‘Police, doctors need special training’

Published: February 16, 2012


One day in 2009, when 10-year-old Sana* returned from work, she was raped by her father. To make both ends meet for the family of seven, her mother, Nusrat*, sent her to work as a full time maid at a house for a salary of Rs3,000 per month.

Since then, Sana had been telling her mother how she could not concentrate on work, while her mother continued to pacify her by blaming her pain on her “growing age.” Sana, now 13, lives at her employer’s house, safe from her father, but not from her nightmares. Psychologist Dr Maliha Latif, who has been treating victims of rape and incest for 18 years, said Sana showed symptoms of post-traumatic stress disorder. Dr Latif said the number of incest cases coming to her over the past few years had increased significantly.

Sana’s lawyer Sabiha Ali Chughtai says the investigation records state that Sana’s nine-year-old-sister is the only witness of the brutality. She said the case had been lying pending in court for two years because it was “weak”. She said despite Nusrat saving her daughter’s clothes from that day, the police did not take the forensic evidence, saying that they will have to wait for the judge’s orders.

She said Sana was taken into custody by her father’s family, who forced Nusrat to withdraw the case. However once, her father, Safdar*, confessed to the crime in police custody, Sana was let go. Meanwhile, she said, the time for the medico legal examination had passed.

“Had the police acted efficiently and taken her clothes from Nusrat, the possibility of proving the rape case would’ve been strong,” Chughtai said. Chughtai alleges that Safdar had bribed police officials.

The procedure of police investigation is a key problem area identified in the report Incest Victims in Pakistan, A Struggle for Justice prepared by the War Against Rape (WAR), Equality Now and Nasreen Welfare Legal Aid Trust. The report, released in January 2012, stated that since police were the first contact with the legal system that the victim had contact with them formed the foundation for the case. However, it said, that from the registering of the FIR and gathering information to the arrests of the perpetrator and following the case in court, police were either desensitised or disinterested in incest cases. Bribing the police by the perpetrators was another major hurdle, it said.

Nusrat said she paid Rs25,000 to the police officers for the DNA test of her husband, which she said, wase never taken. She said she later found out that the actual cost for getting a DNA test was Rs12,000.

The WAR report indicated that female doctors were not trained to conduct medico legal examinations and if these cases did not reach the medico legal officers, the reports were mostly inaccurate.
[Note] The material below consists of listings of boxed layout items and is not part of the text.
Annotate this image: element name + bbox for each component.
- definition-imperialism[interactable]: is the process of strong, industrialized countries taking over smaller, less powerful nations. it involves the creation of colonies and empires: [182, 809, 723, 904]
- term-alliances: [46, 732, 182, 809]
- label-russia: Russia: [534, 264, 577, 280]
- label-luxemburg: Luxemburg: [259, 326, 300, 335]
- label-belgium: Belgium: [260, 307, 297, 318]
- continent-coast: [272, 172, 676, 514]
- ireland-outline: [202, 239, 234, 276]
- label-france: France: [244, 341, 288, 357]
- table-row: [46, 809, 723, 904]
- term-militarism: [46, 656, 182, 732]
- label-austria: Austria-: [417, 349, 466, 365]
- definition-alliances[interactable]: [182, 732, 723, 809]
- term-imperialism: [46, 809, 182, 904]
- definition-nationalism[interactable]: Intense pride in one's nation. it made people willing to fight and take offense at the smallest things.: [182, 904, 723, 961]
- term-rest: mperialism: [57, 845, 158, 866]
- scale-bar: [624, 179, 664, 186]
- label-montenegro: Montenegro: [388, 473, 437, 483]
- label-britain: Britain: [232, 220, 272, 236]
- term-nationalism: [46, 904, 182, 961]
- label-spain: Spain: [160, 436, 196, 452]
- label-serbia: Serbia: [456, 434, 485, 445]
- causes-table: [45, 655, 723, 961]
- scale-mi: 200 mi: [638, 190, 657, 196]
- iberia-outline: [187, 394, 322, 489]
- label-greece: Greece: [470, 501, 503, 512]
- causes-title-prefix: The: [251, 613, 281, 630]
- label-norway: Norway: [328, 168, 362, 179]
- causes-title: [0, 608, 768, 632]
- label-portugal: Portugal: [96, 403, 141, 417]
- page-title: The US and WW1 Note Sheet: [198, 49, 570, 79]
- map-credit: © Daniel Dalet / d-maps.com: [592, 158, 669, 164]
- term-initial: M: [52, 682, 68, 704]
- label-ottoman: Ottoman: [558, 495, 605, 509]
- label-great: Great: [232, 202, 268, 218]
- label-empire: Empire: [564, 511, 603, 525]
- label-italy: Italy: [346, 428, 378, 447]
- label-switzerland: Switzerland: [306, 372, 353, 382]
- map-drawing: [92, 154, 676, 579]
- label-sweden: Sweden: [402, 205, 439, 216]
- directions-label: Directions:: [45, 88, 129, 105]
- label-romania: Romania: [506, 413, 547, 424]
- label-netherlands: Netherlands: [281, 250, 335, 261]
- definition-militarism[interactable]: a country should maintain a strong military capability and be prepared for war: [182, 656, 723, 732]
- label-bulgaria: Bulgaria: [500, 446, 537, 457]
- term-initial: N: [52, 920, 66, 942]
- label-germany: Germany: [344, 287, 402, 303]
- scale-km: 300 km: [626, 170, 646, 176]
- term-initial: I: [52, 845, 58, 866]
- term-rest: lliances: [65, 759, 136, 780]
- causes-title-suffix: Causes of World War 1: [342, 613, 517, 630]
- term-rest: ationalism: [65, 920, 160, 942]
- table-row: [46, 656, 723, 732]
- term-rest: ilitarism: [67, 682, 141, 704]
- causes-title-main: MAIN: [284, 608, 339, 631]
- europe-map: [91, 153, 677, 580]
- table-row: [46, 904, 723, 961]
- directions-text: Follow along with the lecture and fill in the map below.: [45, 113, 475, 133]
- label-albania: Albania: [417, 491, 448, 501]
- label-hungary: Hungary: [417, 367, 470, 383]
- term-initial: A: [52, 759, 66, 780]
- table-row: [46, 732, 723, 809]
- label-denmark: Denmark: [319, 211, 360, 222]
Sidra Humayun of WAR said most medico legal officers, police officials and even prosecutors doubted the vicitims’ version, thinking that close relations could never commit such heinous crimes.

“Society’s myths are a huge hurdle,” Humayun said.

Dr Saeed Malik, associate professor of Forensic Medicine at Mayo Hospital said that the date for the inauguration of the Punjab Forensic Laboratory had passed long ago. He said when the office of the chief chemical analyst was asked about the reasons behind the delay in reports of rape cases, they responded that they had the workload of the entire province.

The WAR-Equality Now report is based on the study of 10 cases of incest in the Punjab and recommends separate court rooms, in camera sessions and mandatory training of police, prosecutors and medico legal officers for helping incest victims access justice. However, Nusrat said, she had lost faith in justice.

Published in The Express Tribune, February 16th, 2012.